El muchacho recogió los avíos con parsimonia y se dirigió, con lentos movimientos, hacia el oscuro oratorio, siguiendo con la mirada un tenue halo, que penetraba por una rendija del postigo. Separó unos centímetros la contraventana para  inspeccionar la calle y vio, en una esquina, a tres chavales, cubiertos con capuchas, charlando risueños, mientras el más grande mostraba a los otros su brillante puño.
—¡Vamos, Quique!, no te entretengas —le apremiaron desde la distancia.
—¡Adiós, don Francisco! —a punto estuvo de derrumbarse y contárselo todo, pero subió su gorro, se santiguó, abrió la puerta y, mirando al suelo,  giró raudo a la derecha.
Unos pasos surgieron a su espalda. El chico aceleró la marcha que, en pocos segundos, se convirtió en carrera, buscando el paso de cebra. Al pisar la primera raya, un chirrido brotó del asfalto.

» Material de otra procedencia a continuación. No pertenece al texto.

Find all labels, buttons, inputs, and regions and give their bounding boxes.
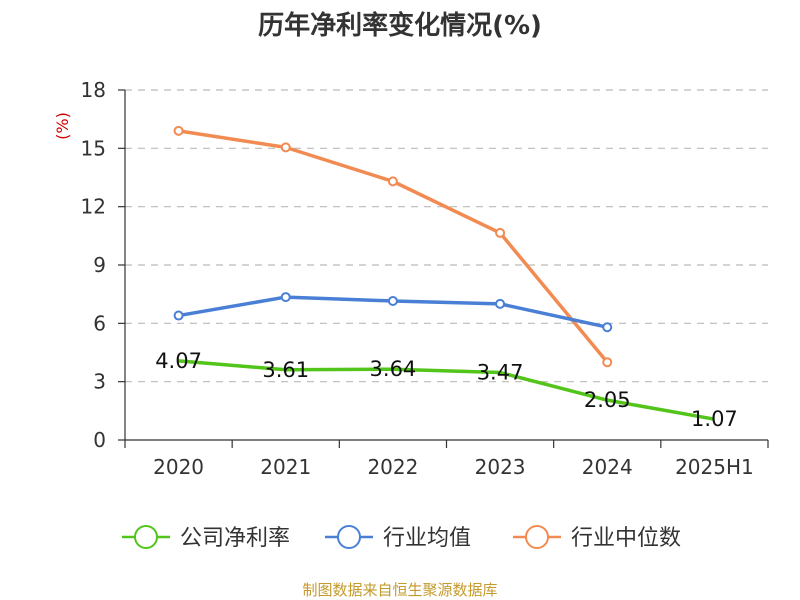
data-label: 2.05 (584, 388, 631, 412)
source-note: 制图数据来自恒生聚源数据库 (302, 581, 497, 599)
data-point (387, 295, 398, 306)
data-point (495, 227, 506, 238)
data-point (173, 125, 184, 136)
series-industry-average (173, 292, 613, 333)
data-point (602, 322, 613, 333)
y-axis-unit: (%) (53, 112, 72, 140)
data-point (280, 142, 291, 153)
chart-title: 历年净利率变化情况(%) (258, 10, 542, 41)
grid-lines (125, 89, 768, 383)
x-tick-label: 2022 (367, 455, 418, 479)
data-point (495, 298, 506, 309)
legend-marker (134, 525, 158, 549)
series-line (178, 129, 609, 364)
legend-item[interactable]: 公司净利率 (122, 525, 290, 551)
x-tick-label: 2024 (582, 455, 633, 479)
data-label: 3.61 (262, 358, 309, 382)
data-point (280, 292, 291, 303)
legend-marker (337, 525, 361, 549)
legend-item[interactable]: 行业均值 (325, 525, 471, 551)
y-tick-label: 6 (93, 311, 106, 335)
data-label: 1.07 (691, 407, 738, 431)
axes: 0 3 6 9 12 15 18 2020 2021 2022 2023 2024 2025H1 (81, 78, 769, 479)
series-company-net-margin (178, 359, 715, 421)
y-tick-label: 9 (93, 253, 106, 277)
series-line (178, 359, 715, 421)
data-label: 3.47 (477, 361, 524, 385)
y-tick-label: 18 (81, 78, 106, 102)
x-tick-label: 2021 (260, 455, 311, 479)
legend-item[interactable]: 行业中位数 (513, 525, 681, 551)
y-tick-label: 12 (81, 195, 106, 219)
legend-label: 公司净利率 (180, 526, 290, 551)
data-point (173, 310, 184, 321)
y-tick-label: 15 (81, 136, 106, 160)
y-tick-label: 3 (93, 370, 106, 394)
series-lines (173, 125, 715, 421)
x-tick-label: 2023 (475, 455, 526, 479)
y-tick-label: 0 (93, 428, 106, 452)
data-point (387, 176, 398, 187)
data-point (602, 357, 613, 368)
x-tick-label: 2025H1 (675, 455, 754, 479)
legend: 公司净利率 行业均值 行业中位数 (122, 525, 681, 551)
data-labels: 4.07 3.61 3.64 3.47 2.05 1.07 (155, 349, 738, 431)
legend-label: 行业中位数 (571, 526, 681, 551)
legend-marker (525, 525, 549, 549)
data-label: 4.07 (155, 349, 202, 373)
data-label: 3.64 (370, 357, 417, 381)
legend-label: 行业均值 (383, 526, 471, 551)
x-tick-label: 2020 (153, 455, 204, 479)
series-industry-median (173, 125, 613, 368)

—¡¿Qué te pasa hijo?! —gritó el padre desde la ventanilla—. Venimos a buscarte. Sube, nos vamos al pueblo. El tío ha muerto. ¿Tiemblas? Tranquilízate, llevábamos días esperándolo.
Quique, recostado en la trasera del coche, logró dilatar su ritmo cardiaco y, proyectando una sonrisa, se dijo: “¡Ya te vale, tío Jacinto! Has tenido que esperar hasta tu muerte para hacerme un buen regalo”.